After PC Andrew Harper’s death while working, his widow, Lissie Harper, lobbied the Government to introduce much harsher punishments for those who kill an emergency service worker whilst they are on duty.
The legislation, passed on 24 November 2021, will be incorporated into the existing police, crime, sentencing and courts bill and could potentially be law by this spring. It will, however, not act retrospectively.
The purpose of Harper’s Law, brought about by the efforts of PC Harper’s widow, would make the killing of an emergency service worker in the course of their duty punishable with a mandatory life sentence if convicted. A minimum term, set by the judge, must be served before eligibility for release.

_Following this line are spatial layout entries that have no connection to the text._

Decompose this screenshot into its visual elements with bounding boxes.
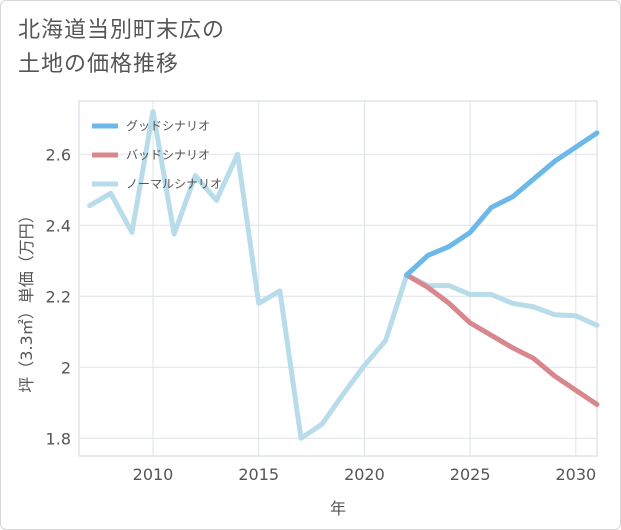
axis-ticks: 2010 2015 2020 2025 2030 1.8 2 2.2 2.4 2.6	[46, 145, 597, 484]
grid-lines	[79, 101, 597, 456]
x-tick-label: 2015	[238, 465, 279, 484]
x-tick-label: 2025	[450, 465, 491, 484]
y-tick-label: 2.2	[46, 287, 71, 306]
legend-label: バッドシナリオ	[126, 148, 210, 162]
series-line-2	[87, 109, 600, 441]
x-tick-label: 2030	[555, 465, 596, 484]
series-line-1	[404, 272, 600, 407]
legend-item-1[interactable]: バッドシナリオ	[92, 148, 210, 162]
chart-title: 北海道当別町末広の 土地の価格推移	[18, 14, 225, 82]
y-tick-label: 1.8	[46, 429, 71, 448]
series-lines	[87, 109, 600, 441]
series-line-0	[404, 130, 600, 278]
title-line-2: 土地の価格推移	[18, 52, 180, 77]
x-tick-label: 2010	[133, 465, 174, 484]
y-tick-label: 2	[61, 358, 71, 377]
legend-label: グッドシナリオ	[126, 119, 210, 133]
title-line-1: 北海道当別町末広の	[18, 18, 226, 43]
legend-label: ノーマルシナリオ	[126, 177, 222, 191]
y-axis-title: 坪（3.3㎡）単価（万円）	[17, 207, 36, 392]
x-axis-title: 年	[330, 499, 346, 518]
x-tick-label: 2020	[344, 465, 385, 484]
y-tick-label: 2.6	[46, 145, 71, 164]
legend-item-0[interactable]: グッドシナリオ	[92, 119, 210, 133]
plot-area	[78, 100, 598, 457]
y-tick-label: 2.4	[46, 216, 71, 235]
legend-item-2[interactable]: ノーマルシナリオ	[92, 177, 222, 191]
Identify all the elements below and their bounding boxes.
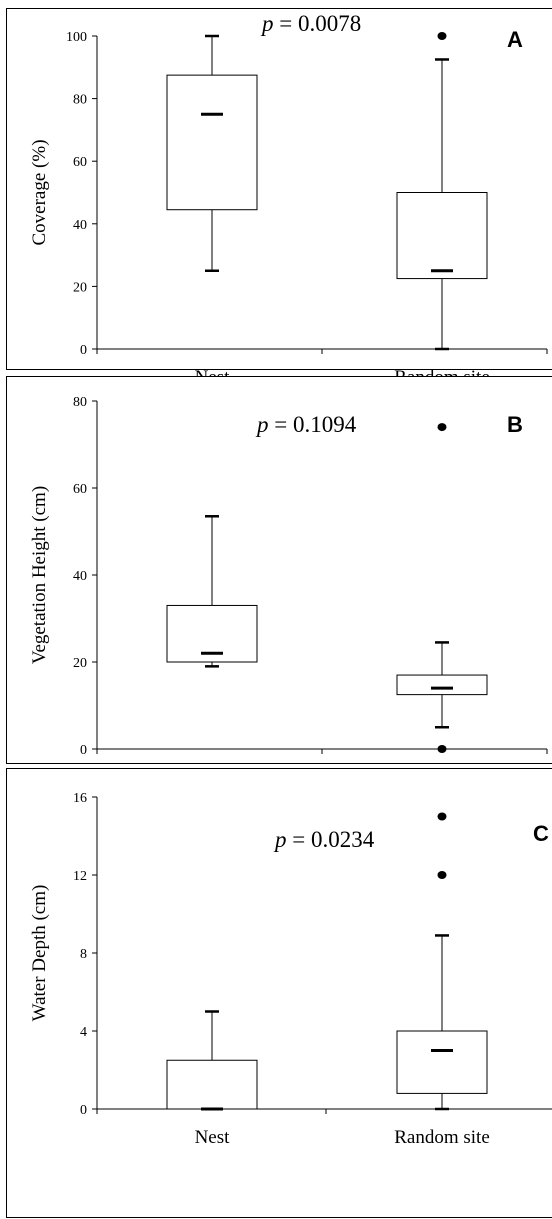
iqr-box — [396, 192, 488, 280]
y-tick-label: 60 — [73, 482, 87, 497]
p-value-text: = 0.0234 — [287, 827, 375, 852]
category-label: Random site — [394, 1127, 490, 1148]
box-random-site — [396, 423, 488, 753]
p-value-annotation: p = 0.1094 — [255, 412, 357, 437]
y-tick-label: 0 — [80, 743, 87, 758]
box-nest — [166, 34, 258, 272]
panel-letter: B — [507, 412, 523, 437]
panel-letter: A — [507, 27, 523, 52]
p-value-annotation: p = 0.0078 — [260, 11, 361, 36]
y-tick-label: 20 — [73, 656, 87, 671]
iqr-box — [166, 1059, 258, 1110]
y-tick-label: 80 — [73, 93, 87, 108]
outlier-point — [437, 745, 447, 753]
y-axis-title: Water Depth (cm) — [29, 885, 50, 1022]
p-symbol: p — [255, 412, 269, 437]
y-tick-label: 0 — [80, 1103, 87, 1118]
y-tick-label: 0 — [80, 343, 87, 358]
y-tick-label: 8 — [80, 947, 87, 962]
outlier-point — [437, 423, 447, 432]
p-value-text: = 0.0078 — [274, 11, 362, 36]
y-tick-label: 40 — [73, 218, 87, 233]
iqr-box — [166, 74, 258, 211]
outlier-point — [437, 32, 447, 40]
box-nest — [166, 515, 258, 668]
y-tick-label: 12 — [73, 869, 87, 884]
y-tick-label: 16 — [73, 791, 87, 806]
box-random-site — [396, 32, 488, 351]
chart-water-depth-svg: 0 4 8 12 16 Water Depth (cm) Nest Random site p … — [29, 791, 552, 1148]
y-tick-label: 100 — [66, 30, 87, 45]
p-symbol: p — [260, 11, 274, 36]
y-tick-label: 4 — [80, 1025, 87, 1040]
y-tick-label: 20 — [73, 280, 87, 295]
iqr-box — [396, 674, 488, 696]
y-axis-title: Vegetation Height (cm) — [29, 486, 50, 664]
outlier-point — [437, 812, 447, 821]
p-symbol: p — [273, 827, 287, 852]
y-axis-title: Coverage (%) — [29, 139, 50, 245]
y-tick-label: 80 — [73, 395, 87, 410]
y-tick-label: 60 — [73, 155, 87, 170]
box-nest — [166, 1010, 258, 1111]
p-value-text: = 0.1094 — [269, 412, 357, 437]
y-tick-label: 40 — [73, 569, 87, 584]
category-label: Nest — [195, 1127, 231, 1148]
panel-water-depth: 0 4 8 12 16 Water Depth (cm) Nest Random site p … — [6, 768, 552, 1218]
iqr-box — [396, 1030, 488, 1094]
box-random-site — [396, 812, 488, 1111]
panel-letter: C — [533, 821, 549, 846]
p-value-annotation: p = 0.0234 — [273, 827, 375, 852]
outlier-point — [437, 871, 447, 879]
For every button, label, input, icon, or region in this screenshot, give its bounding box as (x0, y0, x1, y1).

Only in certain exceptional circumstances, depending on the offence itself or the offender, will a lesser sentence be considered.
The aim of the law is to offer greater protection for those working in prison, police, paramedic, and firefighter roles (as well as others listed in s.68 Sentencing Code and the Emergency Workers (Offences) Act 2018).
The emergency worker does not need to be aware of the offence, that it had taken place or even be directly responding to it.
However, no matter how terrible the crime committed, is it right to change the law so drastically in response to a single case?
Murder already carries the penalty of a mandatory life sentence; therefore, this law has not been aimed at those who have the intent to kill an emergency service worker. What this new legislation does is implement a life sentence where there may be no mens rea of intention, and in doing so the culpability of the defendant is taken out of consideration.
The punishment for a crime in our legal system should be fair and proportionate. This new law will mean that, even if the defendant is acquitted of murder, if found guilty of manslaughter by an unlawful act he will still receive a mandatory life sentence.
By blurring the lines between murder and manslaughter, it can be argued that this new law is fundamentally unjust and against the objectives of the criminal justice system. It will remain to be seen the impact this legislation will have.